Il terzo capitolo approfondisce invece il grado di rilevanza delle politiche di Diversity all’interno del contesto italiano.
Nel primo paragrafo è stato sottolineato il ritardo che separa l’Italia da altri Paesi economicamente sviluppati nell’implementazione delle politiche di Diversity in azienda; ciò è dovuto a diverse cause: il fatto che l’Italia si sia solo recentemente confrontata con tematiche già datate in altre aree geografiche, dall’incremento dei flussi migratori alle questioni dell’orientamento sessuale e dell’identità di genere; la prevalenza di aziende medio-piccole, le cui dimensioni talvolta neppure necessitano di considerare determinate “categorie di diversità”; la mancata considerazione del diversity management come una leva “hard”, ma la sua associazione al filone della sostenibilità in azienda.

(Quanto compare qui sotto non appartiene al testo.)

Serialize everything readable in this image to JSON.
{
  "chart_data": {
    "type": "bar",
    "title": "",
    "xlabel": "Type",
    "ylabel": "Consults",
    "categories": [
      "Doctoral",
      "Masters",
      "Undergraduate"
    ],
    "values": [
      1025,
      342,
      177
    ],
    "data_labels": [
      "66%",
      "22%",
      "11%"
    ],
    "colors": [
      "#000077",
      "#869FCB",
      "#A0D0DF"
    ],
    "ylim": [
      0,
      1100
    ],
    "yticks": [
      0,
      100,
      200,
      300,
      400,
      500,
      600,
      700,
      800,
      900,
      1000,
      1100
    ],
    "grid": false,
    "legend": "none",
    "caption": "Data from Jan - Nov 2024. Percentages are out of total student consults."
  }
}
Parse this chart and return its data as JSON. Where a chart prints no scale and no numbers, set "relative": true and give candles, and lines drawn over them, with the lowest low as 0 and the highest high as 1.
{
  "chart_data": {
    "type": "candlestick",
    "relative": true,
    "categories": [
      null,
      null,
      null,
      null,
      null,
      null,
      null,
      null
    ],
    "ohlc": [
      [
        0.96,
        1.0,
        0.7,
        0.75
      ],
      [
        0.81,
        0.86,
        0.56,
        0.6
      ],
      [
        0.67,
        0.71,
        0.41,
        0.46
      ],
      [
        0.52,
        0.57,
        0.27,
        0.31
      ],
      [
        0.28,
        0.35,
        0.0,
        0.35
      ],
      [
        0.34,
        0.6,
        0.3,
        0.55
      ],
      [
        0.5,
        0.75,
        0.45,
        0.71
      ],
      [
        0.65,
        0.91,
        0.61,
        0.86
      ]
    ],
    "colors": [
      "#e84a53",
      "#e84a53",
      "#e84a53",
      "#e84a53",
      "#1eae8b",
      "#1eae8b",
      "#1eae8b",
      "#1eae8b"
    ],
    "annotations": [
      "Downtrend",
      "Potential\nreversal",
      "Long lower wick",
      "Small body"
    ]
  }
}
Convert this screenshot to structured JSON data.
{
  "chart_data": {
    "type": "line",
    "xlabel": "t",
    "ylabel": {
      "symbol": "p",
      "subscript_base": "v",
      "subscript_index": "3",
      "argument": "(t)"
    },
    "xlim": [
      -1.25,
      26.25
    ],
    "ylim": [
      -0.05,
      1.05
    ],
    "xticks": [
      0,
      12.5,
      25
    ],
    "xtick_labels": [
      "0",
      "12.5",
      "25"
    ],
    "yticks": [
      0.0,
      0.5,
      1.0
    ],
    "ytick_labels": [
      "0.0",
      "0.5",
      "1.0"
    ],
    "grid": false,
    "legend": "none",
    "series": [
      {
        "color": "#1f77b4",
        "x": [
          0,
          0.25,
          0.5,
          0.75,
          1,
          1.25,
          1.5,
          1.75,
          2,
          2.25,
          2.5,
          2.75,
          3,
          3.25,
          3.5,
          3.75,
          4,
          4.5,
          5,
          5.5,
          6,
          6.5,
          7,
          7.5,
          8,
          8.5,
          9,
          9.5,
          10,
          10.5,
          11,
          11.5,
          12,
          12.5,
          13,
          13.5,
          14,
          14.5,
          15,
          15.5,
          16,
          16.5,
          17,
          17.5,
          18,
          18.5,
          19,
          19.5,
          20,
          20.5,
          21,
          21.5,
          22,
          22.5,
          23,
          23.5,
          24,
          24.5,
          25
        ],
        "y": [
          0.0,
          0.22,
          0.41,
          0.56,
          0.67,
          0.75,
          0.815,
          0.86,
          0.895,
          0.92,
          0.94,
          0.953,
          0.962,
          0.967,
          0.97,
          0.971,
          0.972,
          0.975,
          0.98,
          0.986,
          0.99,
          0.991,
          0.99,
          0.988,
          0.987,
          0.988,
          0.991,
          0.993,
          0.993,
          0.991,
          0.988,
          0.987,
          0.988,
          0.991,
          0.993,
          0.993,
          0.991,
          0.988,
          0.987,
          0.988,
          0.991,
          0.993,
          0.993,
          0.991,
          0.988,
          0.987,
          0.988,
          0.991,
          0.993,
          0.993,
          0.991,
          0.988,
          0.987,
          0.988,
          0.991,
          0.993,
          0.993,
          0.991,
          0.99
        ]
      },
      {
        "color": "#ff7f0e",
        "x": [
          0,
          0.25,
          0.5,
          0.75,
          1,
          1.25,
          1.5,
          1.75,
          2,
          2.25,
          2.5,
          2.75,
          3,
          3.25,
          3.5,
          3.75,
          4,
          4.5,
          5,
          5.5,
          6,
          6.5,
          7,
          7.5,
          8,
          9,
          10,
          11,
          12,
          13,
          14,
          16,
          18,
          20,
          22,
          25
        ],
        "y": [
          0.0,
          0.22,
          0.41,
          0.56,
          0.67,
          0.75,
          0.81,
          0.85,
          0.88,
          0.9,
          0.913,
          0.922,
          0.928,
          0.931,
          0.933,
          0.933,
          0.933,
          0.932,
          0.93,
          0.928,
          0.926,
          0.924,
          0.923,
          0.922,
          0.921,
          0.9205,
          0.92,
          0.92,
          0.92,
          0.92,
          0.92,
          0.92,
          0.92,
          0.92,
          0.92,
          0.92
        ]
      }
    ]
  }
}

E’ stata comunque osservata, nei due successivi paragrafi, la possibilità di rinvenire una certa omogeneità nei comportamenti delle aziende italiane, che procedono generalmente su due piani: da un lato, sul piano del target, dove si rileva una particolare attenzione verso le questioni legate al genere e alla disabilità (che già godono tra l’altro di tutela giuridica); dall’altro, sul piano della formazione interna all’azienda, ancora considerata come principale veicolo di sensibilizzazione del personale aziendale sui possibili comportamenti pregiudizievoli e discriminatori sul luogo di lavoro.
Nel quarto e ultimo paragrafo abbiamo infine menzionato una delle iniziative attualmente più interessanti, all’interno del panorama italiano, in materia di diversity management, costituita dal Diversity Brand Summit: un’occasione di confronto, tra le aziende impegnate sul tema, per riflettere sul valore generato dal ricorso a pratiche inclusive. Le aziende partecipanti, già consapevoli degli effetti benefici che l’applicazione di politiche di diversity e inclusion possono avere in una realtà aziendale, hanno la possibilità di esporre e spiegare le proprie iniziative. Al termine dell’incontro, l’azienda che si contraddistingue per il proprio stato di avanzamento sull’argomento, viene premiata con il Diversity Brand Award, che viene assegnato in base al c.d. “Diversity Brand Index (DBI)”, strumento volto a misurare il reale livello di inclusione delle aziende partecipanti.